John Wyndham The Secret People (1935)
This was John Wyndham's first novel, originally serialised under a pen name in something called the Passing Show - which I hadn't even heard of until I looked it up in relation to this book; and I've just read a 1973 reprint with a painting of Shrek on the cover, despite that Shrek makes no appearance in the novel, and although the story prominently features fungus, none of it is growing out of anyone's forehead. This doesn't quite beat the spacecraft on the cover of  Simak's Time is the Simplest Thing - a novel in which vehicular space travel is very specifically treated as an impossibility - but it's the same ballpark.

The Secret People are a race of albino pygmies found to inhabit labyrinthine caverns beneath the Sahara desert, as discovered when the first ever jet plane is sucked down into a whirlpool in a sea newly formed by flooding the Sahara towards some sort of vaguely economic end, and the whirlpool strands our guy, actually the inventor of the first jet plane, in the aforementioned caverns beneath this newly formed seabed.

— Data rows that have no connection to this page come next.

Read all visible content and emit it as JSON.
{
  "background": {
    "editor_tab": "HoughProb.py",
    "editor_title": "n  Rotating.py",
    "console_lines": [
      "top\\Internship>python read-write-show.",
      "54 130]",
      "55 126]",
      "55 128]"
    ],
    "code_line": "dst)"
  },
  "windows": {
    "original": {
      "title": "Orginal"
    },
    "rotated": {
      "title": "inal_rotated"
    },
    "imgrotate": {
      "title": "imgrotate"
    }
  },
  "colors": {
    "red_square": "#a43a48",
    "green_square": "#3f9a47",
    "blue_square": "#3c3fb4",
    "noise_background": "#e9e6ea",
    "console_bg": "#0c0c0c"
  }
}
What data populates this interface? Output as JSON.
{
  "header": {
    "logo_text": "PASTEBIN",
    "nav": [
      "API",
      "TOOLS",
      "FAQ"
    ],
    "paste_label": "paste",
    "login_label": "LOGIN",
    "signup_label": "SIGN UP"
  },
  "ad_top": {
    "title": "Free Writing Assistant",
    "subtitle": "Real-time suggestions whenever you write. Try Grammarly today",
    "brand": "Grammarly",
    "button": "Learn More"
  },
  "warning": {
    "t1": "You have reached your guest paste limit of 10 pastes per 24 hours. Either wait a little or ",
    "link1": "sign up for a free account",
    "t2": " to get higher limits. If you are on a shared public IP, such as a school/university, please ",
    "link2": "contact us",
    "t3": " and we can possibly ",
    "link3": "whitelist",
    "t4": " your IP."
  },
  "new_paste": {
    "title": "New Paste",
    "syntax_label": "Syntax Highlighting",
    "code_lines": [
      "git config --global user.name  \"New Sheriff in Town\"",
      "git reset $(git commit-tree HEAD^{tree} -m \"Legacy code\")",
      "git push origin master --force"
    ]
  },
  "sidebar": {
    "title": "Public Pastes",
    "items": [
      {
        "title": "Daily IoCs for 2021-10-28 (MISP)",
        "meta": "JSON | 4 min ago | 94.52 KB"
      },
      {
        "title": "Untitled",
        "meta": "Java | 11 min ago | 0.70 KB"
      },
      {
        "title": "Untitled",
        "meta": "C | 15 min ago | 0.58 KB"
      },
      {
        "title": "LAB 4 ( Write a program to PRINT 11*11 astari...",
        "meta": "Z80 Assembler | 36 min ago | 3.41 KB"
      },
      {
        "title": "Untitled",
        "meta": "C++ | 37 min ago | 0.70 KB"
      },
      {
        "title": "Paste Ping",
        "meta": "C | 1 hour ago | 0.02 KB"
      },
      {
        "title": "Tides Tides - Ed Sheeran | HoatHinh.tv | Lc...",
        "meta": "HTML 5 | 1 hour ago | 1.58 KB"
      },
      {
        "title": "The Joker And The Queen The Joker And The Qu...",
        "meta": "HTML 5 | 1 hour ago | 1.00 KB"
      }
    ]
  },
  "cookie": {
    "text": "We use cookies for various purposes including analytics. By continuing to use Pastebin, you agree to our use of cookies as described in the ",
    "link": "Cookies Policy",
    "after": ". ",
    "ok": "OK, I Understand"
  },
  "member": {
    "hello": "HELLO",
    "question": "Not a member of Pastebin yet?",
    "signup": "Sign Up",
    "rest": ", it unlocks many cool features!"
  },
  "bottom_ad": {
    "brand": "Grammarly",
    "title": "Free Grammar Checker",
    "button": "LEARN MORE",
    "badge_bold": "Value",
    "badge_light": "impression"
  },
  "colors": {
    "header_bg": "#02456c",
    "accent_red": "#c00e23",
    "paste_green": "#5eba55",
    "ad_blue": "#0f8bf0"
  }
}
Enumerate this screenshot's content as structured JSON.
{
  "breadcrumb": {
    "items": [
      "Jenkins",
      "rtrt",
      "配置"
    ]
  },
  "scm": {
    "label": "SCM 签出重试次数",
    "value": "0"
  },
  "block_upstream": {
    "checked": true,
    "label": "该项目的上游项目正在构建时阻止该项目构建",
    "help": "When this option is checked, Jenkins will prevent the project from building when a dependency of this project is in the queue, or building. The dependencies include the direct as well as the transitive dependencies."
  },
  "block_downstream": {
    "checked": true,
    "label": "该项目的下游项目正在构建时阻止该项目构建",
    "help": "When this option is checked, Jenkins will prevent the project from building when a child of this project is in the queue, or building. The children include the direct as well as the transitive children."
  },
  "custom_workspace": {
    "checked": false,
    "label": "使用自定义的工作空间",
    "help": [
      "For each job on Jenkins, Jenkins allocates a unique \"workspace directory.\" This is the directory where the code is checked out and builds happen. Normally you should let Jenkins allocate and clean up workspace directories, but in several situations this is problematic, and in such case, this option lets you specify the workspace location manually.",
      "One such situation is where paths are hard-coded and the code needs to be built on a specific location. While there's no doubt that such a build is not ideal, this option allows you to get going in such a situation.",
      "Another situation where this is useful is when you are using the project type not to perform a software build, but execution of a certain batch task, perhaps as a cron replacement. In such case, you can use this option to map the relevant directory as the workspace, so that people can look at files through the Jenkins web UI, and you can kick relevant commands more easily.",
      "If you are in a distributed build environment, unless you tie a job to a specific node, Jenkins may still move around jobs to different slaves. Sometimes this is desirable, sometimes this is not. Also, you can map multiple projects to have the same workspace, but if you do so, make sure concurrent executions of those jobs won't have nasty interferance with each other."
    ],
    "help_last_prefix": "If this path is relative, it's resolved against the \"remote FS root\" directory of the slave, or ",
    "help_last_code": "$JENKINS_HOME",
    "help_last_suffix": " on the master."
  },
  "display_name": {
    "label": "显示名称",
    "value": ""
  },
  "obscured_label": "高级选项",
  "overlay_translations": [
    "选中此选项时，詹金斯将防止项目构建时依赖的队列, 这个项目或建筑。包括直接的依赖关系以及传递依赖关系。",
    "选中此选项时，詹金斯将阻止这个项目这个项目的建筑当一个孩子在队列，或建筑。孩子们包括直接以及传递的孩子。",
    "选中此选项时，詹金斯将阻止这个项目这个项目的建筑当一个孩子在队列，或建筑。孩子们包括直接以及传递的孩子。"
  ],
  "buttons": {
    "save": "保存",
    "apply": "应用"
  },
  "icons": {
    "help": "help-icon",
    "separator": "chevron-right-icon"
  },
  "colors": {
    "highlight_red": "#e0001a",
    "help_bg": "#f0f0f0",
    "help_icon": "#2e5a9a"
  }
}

So it's basically Hugo Gernsback's scientifiction in the vein of Edgar Rice Burroughs but slightly better written with more of a stiff upper lip and less casual racism. Our man has invented the jet plane, and he has his woman, and he spends his time roaming his futuristic world and explaining all of its exciting developments for the benefit of both that lucky, lucky gal and whoever was paying attention back in the thirties. It's readable, but never quite achieves the escape velocity necessary to propel it beyond the limitations of being a first novel written to a formula. Wyndham made a better, and significantly more interesting job of infodumping than Gernsback ever did, and The Secret People is additionally curious as a document of when it was written, with references to Queen Elizabeth II made a couple of decades prior to her coronation, and Italy innocuously noted as having an interest in reviving the Roman empire in North Africa.

As underground societies go, Wyndham's is more coherent and, I suppose, marginally more plausible than those proposed by either Bulwer-Lytton or Richard Shaver, but once he gets his people down there, he doesn't seem quite sure what to do with them, and so the narrative just ambles on for another hundred or so pages of approximately Burroughsian scrapes and perils until someone finds a tunnel leading back to the surface. Being Wyndham, there's a lot of pleasing attention to detail, so The Secret People is better than I've probably made it sound, but unfortunately not by much.